C'était en mai 2011 et Mizuki Takahashi, un conservateur d'art de la ville japonaise de Mito, n'en croyait pas l'ironie. Deux mois auparavant, son pays avait été frappé par le «triple désastre» d’un séisme, d’un tsunami et d’une crise nucléaire. Et pourtant, elle était là, en train de lire un rapport du ministère japonais de l'Économie, du Commerce et de l'Industrie promouvant une vision de revitalisation du pays sous la marque «Cool Japan». Les réacteurs de la centrale nucléaire de Fukushima Daiichi n'avaient rien de «cool». Takahashi a noté.

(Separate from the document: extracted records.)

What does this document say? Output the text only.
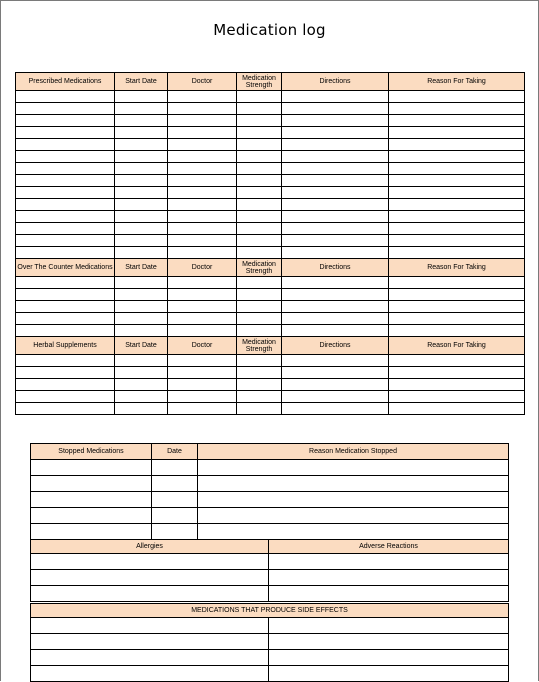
Medication log
Prescribed Medications	Start Date	Doctor	Medication Strength	Directions	Reason For Taking

Over The Counter Medications	Start Date	Doctor	Medication Strength	Directions	Reason For Taking

Herbal Supplements	Start Date	Doctor	Medication Strength	Directions	Reason For Taking

Stopped Medications	Date	Reason Medication Stopped

Allergies	Adverse Reactions

MEDICATIONS THAT PRODUCE SIDE EFFECTS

L'idée de "marquer" le Japon comme "cool" a précédé les calamités. Un groupe public-privé appelé Cool Japan Advisory Council travaillait sur cette dernière proposition depuis 2010. Et le concept de «Cool Japan» remonte au moins à un article paru en 2002 dans Foreign Policy qui observait que, alors que le produit national brut du Japon avait diminué Au cours des années 90, son «brut national brut» était à la hausse, alimenté par la popularité internationale de ses produits culturels tels que le manga (bande dessinée) et l' anime (animation).

Au cours de la dernière décennie, d'autres pays ont pris le train de la marque en adoptant des slogans tels que «Incredible India» et «Drink Finland». En commercialisant des exportations culturelles, les pays espèrent conquérir un vaste marché mondial. Et l'image de marque nationale peut être une forme de «pouvoir discret», un moyen de gagner une influence indirecte au sein de la communauté internationale.

Ian Condry, anthropologue culturel au MIT, a déclaré que quelque chose d'aussi apparemment frivole qu'une obsession Pokemon peut s'épanouir pour devenir "une réponse sympathique au peuple japonais" dans son ensemble. Il est toutefois sceptique face aux efforts officiels visant à capter la froideur du Japon. «La culture populaire japonaise a tendance à être à la pointe de la culture populaire, de sorte qu'il existe probablement une limite au genre de choses que le gouvernement japonais, toujours conservateur, est disposé à soutenir publiquement», a-t-il déclaré.

Certes, les pays ont toujours cherché à influencer la perception du reste du monde. Toutefois, «qualifier une nation de produit» est une approche relativement nouvelle, ce qui «est très différent de penser à une nation en tant que communauté de citoyens», déclare Katja Valaskivi, spécialiste finlandaise en études des médias et en efforts de promotion de l'image de marque du Japon. Vous commencez à poser les mauvaises questions, elle dit: "Comment pouvons-nous être plus attrayants?" Au lieu de "Comment pourrions-nous être plus inclusifs, plus démocratiques, plus hospitaliers?" En fait, Simon Anholt, conseiller politique indépendant basé en Grande-Bretagne qui publie une évaluation annuelle des marques nationales, a constaté que, finalement, les pays sont jugés en fonction de leur comportement et non de leurs slogans.

Takahashi, le conservateur de Mito, est d'accord. Sa réaction à ce qu’elle considérait comme l’effort de stratégie de marque mal inspiré et inopportun de sa nation était de commander une installation artistique critiquant la dépendance japonaise à l’énergie nucléaire. Takahashi a déclaré qu'elle pensait que la triple catastrophe de 2011 avait encore des leçons à apprendre au peuple japonais: comment vivre en harmonie avec la nature, comment sevrer le pays du nucléaire et comment maintenir un monde en paix. "Si nous pratiquons cela, " dit-elle, "aucune marque ne sera nécessaire."